Cosa sta succedendo all’ex Ilva: “Il piano del governo rischia di causare migliaia di licenziamenti”

La crisi dell’ex Ilva – oggi Acciaierie d'Italia – è entrata in una fase decisiva e rischia di travolgere l’intera industria siderurgica nazionale, con buona pace dei proclami del governo Meloni sul "sovranismo" e il Made in Italy.
A Genova, dove nello stabilimento di Cornigliano lavorano 1.200 persone, i lavoratori sono in mobilitazione da ieri contro il nuovo piano dell'esecutivo, che prevede di fermare l’arrivo dei rotoli d'acciaio prodotti a Taranto e destinati alla trasformazione nel nord. Una scelta che metterebbe in ginocchio non solo il capoluogo ligure, ma anche i siti di Novi Ligure e Racconigi, bloccando di fatto l’unica produzione nazionale di banda stagnata – la latta – materiale strategico per la filiera alimentare e dell’imballaggio. In poche parole: se il piano del governo dovesse vedere la luce, migliaia di lavoratori e lavoratrici verrebbero licenziati in tutti i siti del nord Italia.

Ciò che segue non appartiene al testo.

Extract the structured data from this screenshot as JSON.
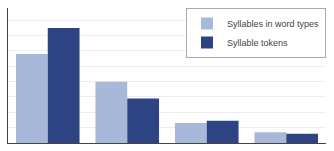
{
  "chart_data": {
    "type": "bar",
    "categories": [
      null,
      null,
      null,
      null
    ],
    "series": [
      {
        "name": "Syllables in word types",
        "color": "#a8b8d8",
        "values": [
          0.58,
          0.4,
          0.13,
          0.07
        ]
      },
      {
        "name": "Syllable tokens",
        "color": "#2e4482",
        "values": [
          0.75,
          0.29,
          0.145,
          0.06
        ]
      }
    ],
    "ylim": [
      0,
      0.88
    ],
    "yticks": [
      0,
      0.1,
      0.2,
      0.3,
      0.4,
      0.5,
      0.6,
      0.7,
      0.8
    ],
    "grid": true,
    "legend": "upper right",
    "tick_labels": false
  }
}
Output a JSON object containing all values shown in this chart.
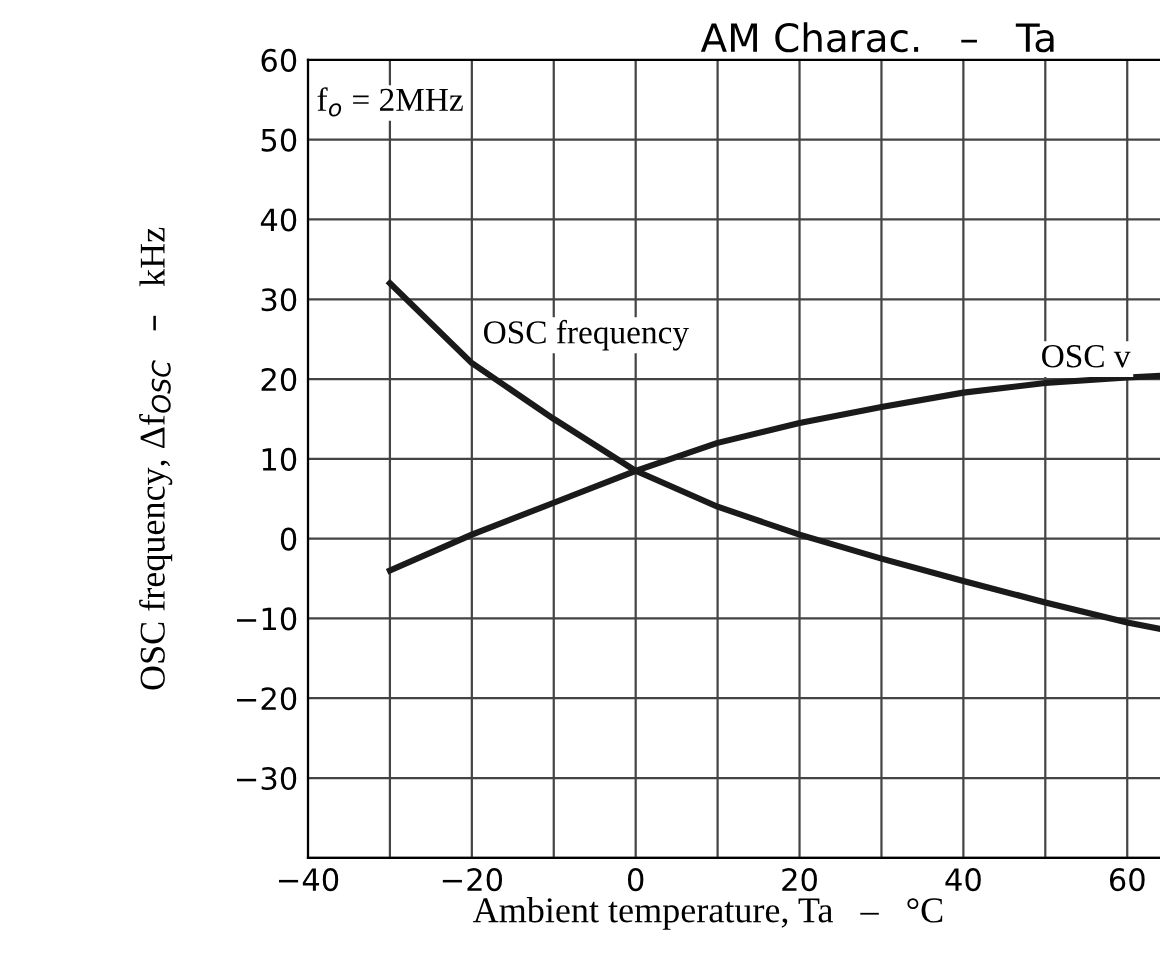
{
  "chart_data": {
    "type": "line",
    "title": "AM Charac.   –   Ta",
    "xlabel": "Ambient temperature, Ta   –   °C",
    "ylabel": "OSC frequency, Δf$_{OSC}$   –   kHz",
    "x": [
      -30,
      -20,
      -10,
      0,
      10,
      20,
      30,
      40,
      50,
      60,
      64
    ],
    "series": [
      {
        "name": "OSC frequency",
        "color": "#1a1a1a",
        "values": [
          32,
          22,
          15,
          8.5,
          4,
          0.5,
          -2.5,
          -5.3,
          -8,
          -10.5,
          -11.3
        ]
      },
      {
        "name": "OSC v",
        "color": "#1a1a1a",
        "values": [
          -4,
          0.5,
          4.5,
          8.5,
          12,
          14.5,
          16.5,
          18.3,
          19.5,
          20.2,
          20.4
        ]
      }
    ],
    "annotations": [
      "f$_{o}$ = 2MHz"
    ],
    "xlim": [
      -40,
      64
    ],
    "xticks": [
      -40,
      -20,
      0,
      20,
      40,
      60
    ],
    "ylim": [
      -40,
      60
    ],
    "yticks": [
      {
        "value": -40,
        "label": null
      },
      -30,
      -20,
      -10,
      0,
      10,
      20,
      30,
      40,
      50,
      60
    ],
    "grid": true,
    "legend": false,
    "marker": "none",
    "line_style": "solid"
  }
}
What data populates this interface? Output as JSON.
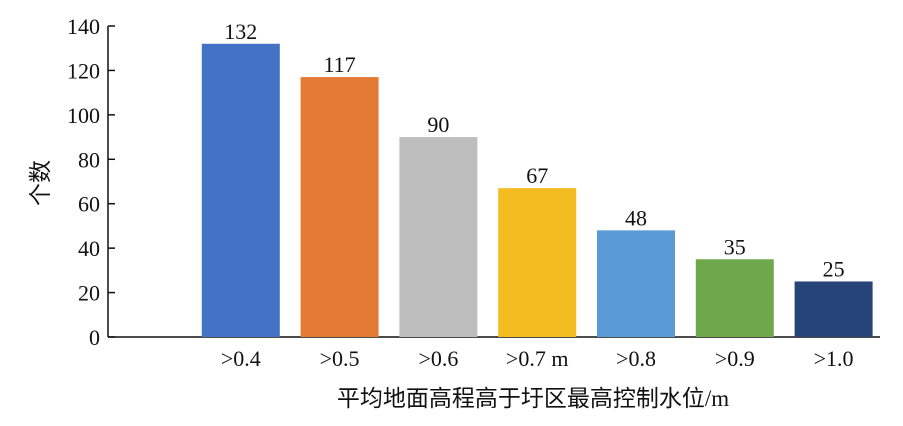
{
  "chart_data": {
    "type": "bar",
    "categories": [
      ">0.4",
      ">0.5",
      ">0.6",
      ">0.7 m",
      ">0.8",
      ">0.9",
      ">1.0"
    ],
    "values": [
      132,
      117,
      90,
      67,
      48,
      35,
      25
    ],
    "data_labels": [
      "132",
      "117",
      "90",
      "67",
      "48",
      "35",
      "25"
    ],
    "colors": [
      "#4472C4",
      "#E47B35",
      "#BDBDBD",
      "#F3BC21",
      "#5B9BD5",
      "#6FA84C",
      "#264478"
    ],
    "title": "",
    "xlabel": "平均地面高程高于圩区最高控制水位/m",
    "ylabel": "个数",
    "ylim": [
      0,
      140
    ],
    "yticks": [
      0,
      20,
      40,
      60,
      80,
      100,
      120,
      140
    ],
    "ytick_labels": [
      "0",
      "20",
      "40",
      "60",
      "80",
      "100",
      "120",
      "140"
    ],
    "grid": false,
    "legend": "none"
  }
}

Intanto a Taranto si sciopera contro la chiusura delle cocherie, considerata un passo verso la fermata degli altoforni. Sullo sfondo, migliaia di posti di lavoro a rischio e un futuro industriale appeso alle trattative per la cessione del gruppo, tra cui quella con il fondo Bedrock. Ne abbiamo parlato con Stefano Bonazzi, Segretario Generale Fiom Cgil di Genova, per capire che cosa sta davvero accadendo e quali scenari si aprono ora.
Segretario Bonazzi, molte persone associano l’Ilva quasi esclusivamente a Taranto. Partiamo dalle basi: che cos’è l’ex Ilva di Genova e quale ruolo ha nella siderurgia italiana?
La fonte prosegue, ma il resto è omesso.